Let A(i,d) and B(i,d) be as they were defined in Lemma 3. Now, since H is not contained in \langle b \rangle, there exists some 0 \leq i < n such that ab^i \in H. Then, since H is a subgroup, we must have ab^ib^{km} \in H, for all k. Thus ab^{i + km} \in H and so A(i,d) \subseteq H and therefore, by (*), we have B(i,d) \subseteq H. Thus, since |H|=|B(i,d)|=2d, we must have H=B(i,d). The converse is obvously true, i.e. given d \mid n and 0 \leq i < n, B(i,d) is a subgroup of D_{2n}, by Lemma 3, and B(i,d) \nsubseteq \langle b \rangle because it contains A(i,d). So the subgroups in this case are exactly the ones in the form B(i,d), where 0 \leq i < n and d \mid n. Thus, by Lemma 3, the number of subgroups in this case is

\sum_{d \mid n} | \{B(i,d) : \ 0 \leq i < n \} | = \sum_{d \mid n} n/d = \sum_{d \mid n} d = \sigma(n).

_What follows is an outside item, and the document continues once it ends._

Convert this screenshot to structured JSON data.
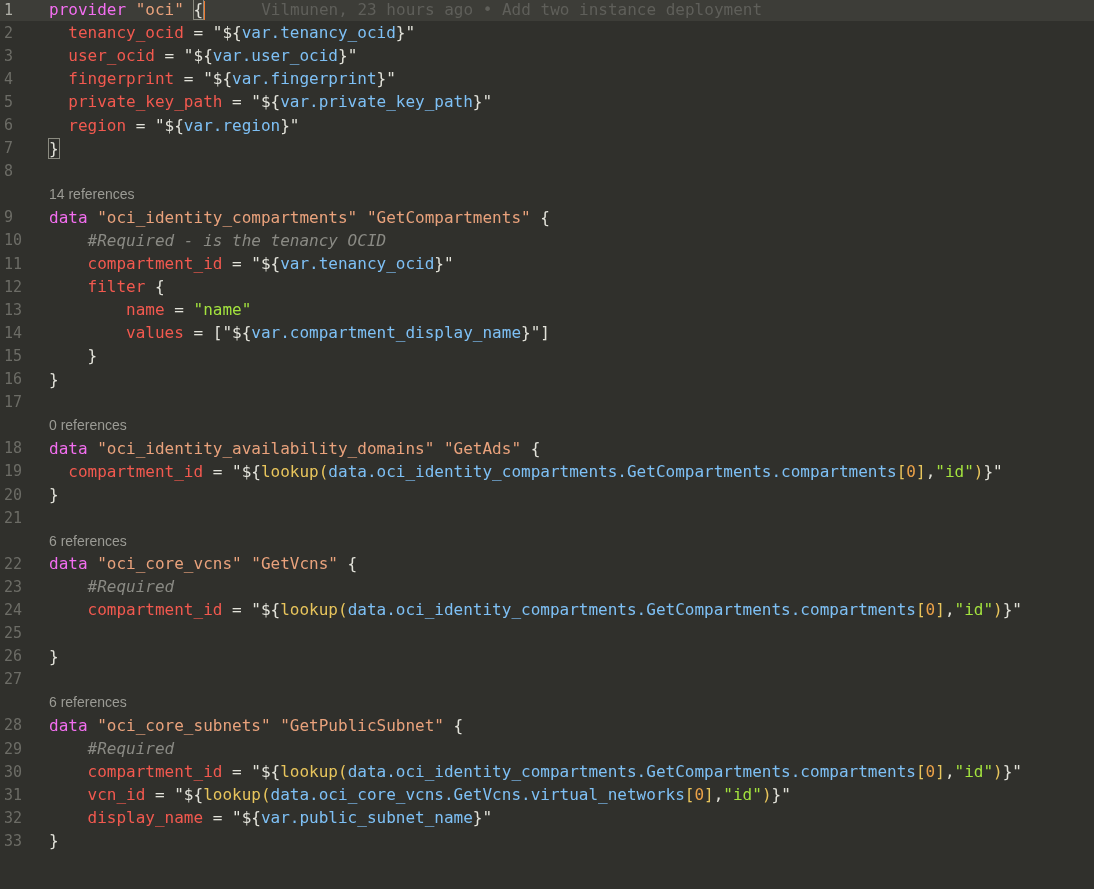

So, by case 1 and case 2, the number of subgroups of D_{2n} is \tau(n) + \sigma(n). \ \Box

Note that we didn’t just find the number of subgroups of D_{2n}. We also found all the subgroups.

Example. Find all subgroups of D_{12}.

Solution. There are \tau(6)+\sigma(6)=4+12=16 subgroups. Four of them are obtained from case 1 in the proof of the theorem. They are the subgroups of \langle b \rangle. Since o(b)=6, the subgroups in this case are \{1\}, \ \langle b \rangle, \ \langle b^2 \rangle and \langle b^3 \rangle. There are 12 subgroups left and they are in the form B(i,d), where 0 \leq i < 6 and d \mid 6. So d = 1, 2,3 or 6. Also, by the proof of the last part of Lemma 3, B(i,d)=B(j,d) iff i \equiv j \mod 6/d. So those 12 subgroups are:

B(0,1), B(1,1),B(2,1),B(3,1),B(4,1),B(5,1), B(0,2),B(1,2),B(2,2),B(0,3),B(1,3),B(0,6).

Note that B(0,6)=D_{12}.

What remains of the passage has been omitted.